DAITHI O Se arrived in the Kingdom like a returning hero yesterday.
Not since the Sam Maguire crossed into Kerry last September has the Kingdom afforded anyone a reception remotely like that enjoyed by Daithi and the 32 international beauties who are now vying for the 2010 Rose of Tralee tiara.
Rose festival veterans reckon it is the warmest reception enjoyed by any host since the golden era of Gay Byrne.
But, then again, no Kerryman has ever hosted the county's showcase tourism extravaganza.
And this is no ordinary Kerryman either but a proud native of Corca Dhuibhne on the Dingle Peninsula who has variously worked as a Duffy's circus ringmaster, ferry operator, bouncer and teacher before striking gold as a TG4 weatherman.
In Tralee yesterday, Daithi was truly the anointed one of Irish broadcasting.
Yet if the star was fazed by the prospect of hosting his first Rose of Tralee, he was hiding his nerves under an icily calm and sartorially splendid exterior.
"It is a huge honour for me -- it is a show I've watched all my life and a festival I have been very proud to have worked with for a good few years now," he said.
Daithi admitted he has big boots to fill given the success enjoyed by Gay Byrne, Marty Whelan, Derek Davis, Ryan Tubridy and Ray Darcy.
"I suppose being from Kerry does bring its own pressures but I just couldn't wait for this year's festival to start," he said.
The Rose of Tralee Festival has itself challenged a few perceptions in recent years, with a successful new marketing campaign and an enhanced role as an international showcase for Irish tourism.
Almost 900,000 viewers watched the climax of the show last year when London Rose Charmaine Kenny took the tiara -- and the festival now ranks as a major tourism draw.
Yesterday, last year's winner said the past 12 months have gone by in a whirlwind. "I have truly been touched by all the people I have met this year, and been left both humbled and excited by what I have experienced," she said.
It was almost a relief for the multinational Roses to finally arrive in Tralee yesterday. It had been a hectic week for the girls who, over the past five days, travelled from the Dail and Kilmainham Jail in Dublin to Birr in Co Offaly and on to the Cliffs of Moher in Co Clare and the Treaty Stone in Limerick.
But it wasn't until yesterday evening that the 32 Roses and 32 escorts finally discovered -- via sealed envelopes -- precisely who would be accompanying whom throughout the exhausting five-day festival.
For decades the Rose of Tralee has also prided itself on being far more than just a beauty pageant.

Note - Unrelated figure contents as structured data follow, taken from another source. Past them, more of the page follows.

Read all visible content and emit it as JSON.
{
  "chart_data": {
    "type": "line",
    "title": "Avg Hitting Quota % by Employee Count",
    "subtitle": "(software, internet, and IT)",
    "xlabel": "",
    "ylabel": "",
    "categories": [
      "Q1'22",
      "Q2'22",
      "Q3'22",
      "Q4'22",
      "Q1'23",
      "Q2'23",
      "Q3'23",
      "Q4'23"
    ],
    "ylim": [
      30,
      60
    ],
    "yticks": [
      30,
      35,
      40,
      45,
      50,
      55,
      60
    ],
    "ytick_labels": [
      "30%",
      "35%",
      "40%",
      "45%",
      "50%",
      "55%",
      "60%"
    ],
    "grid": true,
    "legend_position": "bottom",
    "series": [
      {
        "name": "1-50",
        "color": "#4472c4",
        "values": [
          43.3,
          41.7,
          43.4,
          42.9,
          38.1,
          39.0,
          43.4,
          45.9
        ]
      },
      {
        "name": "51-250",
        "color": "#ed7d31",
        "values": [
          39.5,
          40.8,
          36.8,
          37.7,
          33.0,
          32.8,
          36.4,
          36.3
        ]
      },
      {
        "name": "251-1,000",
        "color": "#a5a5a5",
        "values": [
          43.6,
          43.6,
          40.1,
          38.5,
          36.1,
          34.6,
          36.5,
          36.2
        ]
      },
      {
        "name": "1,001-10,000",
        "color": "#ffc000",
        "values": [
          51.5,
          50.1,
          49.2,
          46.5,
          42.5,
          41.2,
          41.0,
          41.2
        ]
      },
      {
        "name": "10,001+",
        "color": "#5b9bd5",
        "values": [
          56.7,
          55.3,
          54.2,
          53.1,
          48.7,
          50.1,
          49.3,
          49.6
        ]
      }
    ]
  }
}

The Roses are expected to get involved in community activities, and tomorrow, the girls and their escorts will help Jigsaw Kerry highlight the issue of mental health for young people.
At exactly 4.24pm, they, along with 140 young people, will take part in a special 'flash freeze' on Tralee's main square to commemorate the 424 lives lost by suicide in Ireland last year.